With the Majella National Park practically on our doorstep, it probably seems a bit perverse to get into the car and drive 2 hours to the Abruzzo National Park.
The National Park of Abruzzo, Lazio and Molise – to give it its full title, and one of the three national parks that lie within Abruzzo’s boundaries – was established in 1922 and was the first of its kind anywhere in Italy.
And thanks to the fact that it’s tucked in away in Abruzzo’s remote south-west and crossed by only one main road, the Park’s remained in a relatively untouched and pristine state ever since, its very inaccessibility making it the last stronghold of the rare Marsican Brown Bear that’s now become the Park’s symbol.
But the towering scenery doesn’t of course stop at the Park’s edges and as you can meander along the borders on a few small, quiet roads – and make a couple of delightful stops along the way – it’s an especially good day out.
We drove into the area after coming off the A25 autostrada at Cocullo and heading south for Scanno.
The road instantly plunges you into an highly scenic; highly enjoyable; slightly white-knuckle drive through the Sagittario Gorge. Not the sort of road you’d want to take, if truth be told, in the dark; or if it was snowing; or raining; or in fact if it was anything other than a nice, bright, sunny day.
After passing the emerald tranquillity of Lago San Domenico – with stopping places thoughtfully provided at the best vantage points so you can shoot some snaps – the road will decant you at Lago di Scanno, a far bigger expanse of water known as the ‘Heart of Abruzzo’.
Why ? The answer isn’t apparent at ground level, but go high enough and you’ll see the Lake is a perfect heart shape.
It’s been developed – thankfully with a degree of restraint – into a prime leisure facility, with one large (but not too obtrusive) and just a few other small, low-rise hotels dotting the shore; boating; swimming; and plenty of places to eat, drink and relax.
We drove on another 10 minutes or so into Scanno – the ‘Pearl of Abruzzo’. The old town centre is eminently walkable and delightful. Rightly, it’s been named as one of the most picturesque villages in Italy.

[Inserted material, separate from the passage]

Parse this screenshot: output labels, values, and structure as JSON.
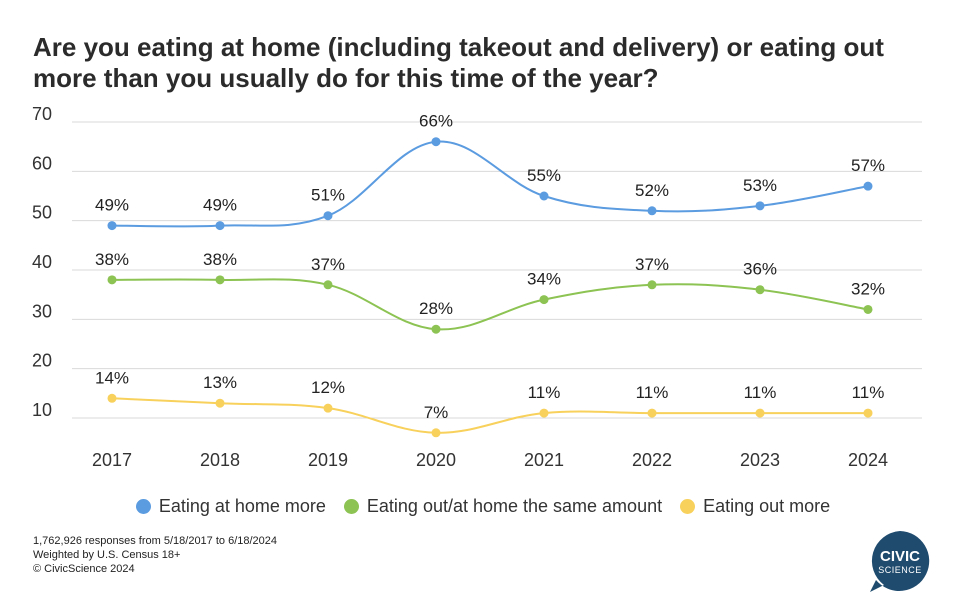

Scanno’s a good stopping-point for lunch. Lots of choice: we ate outside on the large, shady terrace of the ‘Trattoria Scabello’ in the old town. Good pasta; exceptionally good scallopine al limone. About €40 for the two of us.

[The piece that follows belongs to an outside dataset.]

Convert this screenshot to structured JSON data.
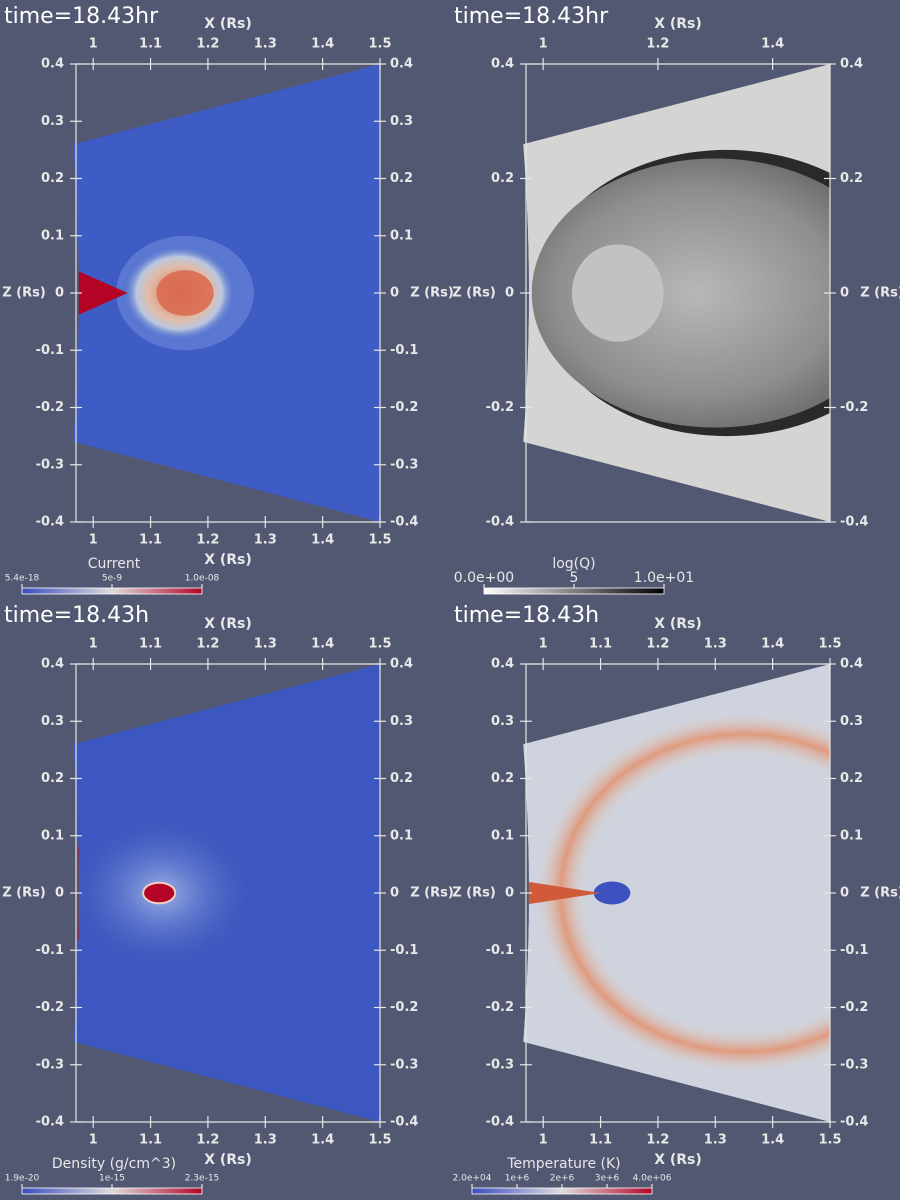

As you continue the drive south from Scanno to Villetta Barrea (and another big lake), you enter the National Park proper. The scenery is wild, rugged and remote and you may well have long stretches of the long anf winding – but generally good – road all to yourself.
At Valletta Barrea, turn right and cut through the park, under Monte Marsicano, heading for the delightful town of Pescasseroli, which is virtually at the Park’s dead-centre and where you’ll find a Visitor Centre.
Spend an hour or so in the town, maybe taking in the ruins of the 10th century Castel Mancino. Pescasseroli is on the Sangro River, which has its source a few miles to the north in the Marsican Mountains and eventually winds its way down for 122 kms past Casoli and into the Adriatic, a little to the south of Fossacesia Marina.
Of bears, no sign at all. And such are the vast expanses of remote, forested wilderness, the prospect of one obligingly wandering into camera shot as you happen to be passing are distinctly slim.
But there are plenty of ursine souvenirs available for visitors, including Pan d’Orso – Bear Bread – a massively heavy and indigestible cake.
Or maybe I got the wrong end of the stick and you’re supposed to leave lumps of it scattered around for bears to eat.
Aside from August, when the area around Lago di Scanno gets extremely crowded; and midwinter, when conditions can be at their bleakest, the Abruzzo National Park is a rewarding place to visit.
Mid-autumn, when the first snows have dusted the mountains and the leaves are putting on a show to rival anything in New England, would be a pretty good choice.
Or really any time you’re looking for reassurance that pockets of genuine wilderness remain in even Europe’s most populated areas.